Dear Friends, 

 

Last week, I came across a list of the most influential men who ever lived….names and personalities many of us would easily recognize. Yet, one name was surprisingly missing. Perhaps it is because he never ruled an empire or commanded an army. He wasn’t known to engage in spectacular acts of heroism on the battlefield, nor lead a multitude of followers. In fact, he had no disciples other than his own child. Yet today, ironically, more than half of the 6 billion people on earth identify themselves as his heirs.

 

His name: Abraham – held up as the patriarch of the three monotheistic faiths: Judaism, Christianity and Islam. He fits no conventional stereotype. Unlike Noah, he is NOT described as unique in his generation. In fact, we don’t have a lot to go on in terms of his early life. At the beginning of this week’s Torah portion, Lech Lecha, when God calls on Abraham, then Abram to leave his land, his birthplace and his father’s house, we have no idea why he was even singled out.

 

Yet never was a promise more richly fulfilled than in the actualization of the words God uttered to him when God changed his name from Abram to Abraham: “…In you all the families of the earth shall be blessed” (Gen. 12:3). Today, there are 56 Islamic and 80 Christian countries, and one Jewish state. Truly Abraham became the father of many nations. But who and what was Abraham and why was he chosen for this exemplary role? Two thoughts come to mind:

 

  1. As children, we learn that when left alone with his father’s idols, Abram breaks them, promoting, above all else, his belief in one God. He was the young man who went against the grain and the norms around him to affirm his covenant, his ultimate and enduring belief.
  2. The second is found in Midrash, rabbinic folklore that Abraham is travelling on a journey when he sees a palace in flames. The owner calls out to him, as God called to Abraham (prior), asking him to help fight the fire. Here we see Abraham, the fighter against injustice, the man who sees the beauty of the natural universe being disfigured by the sufferings inflicted by man.

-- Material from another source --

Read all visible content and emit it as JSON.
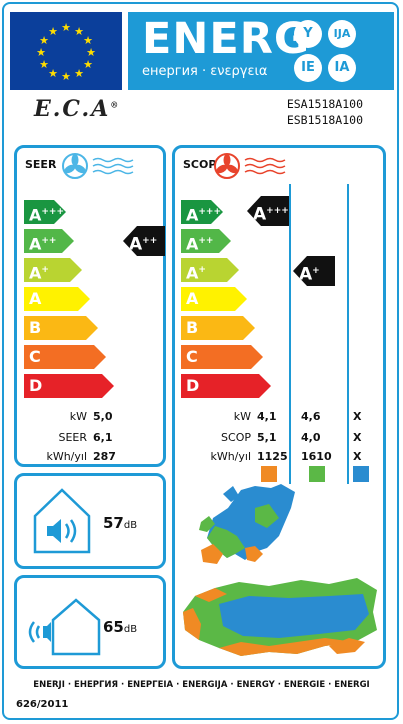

Perhaps it is these [and other] elements of Abraham that remind us of what it is to be a Jew TODAY: for us to challenge the idols of our age; to wander spiritually and intellectually seek in order to evolve and uncover new horizons. And, like Abraham, to continue to vision our identity with the awesome task of pursuing tzedek (justice)….to pray with our feet by “walking the talk” and doing our part to right the wrongs we unearth.

 

Each and every day in our tradition, we have opportunities to take what is natural and sanctify it; what is physical and invest it with greater [and Divine] purpose. As God calls upon Abraham, avinu, our father, to Lech  – to go forth, let him be a reminder for all of us to sanctify the everyday as we are called to do and to be pioneers of Justice and Tikkun O’lam.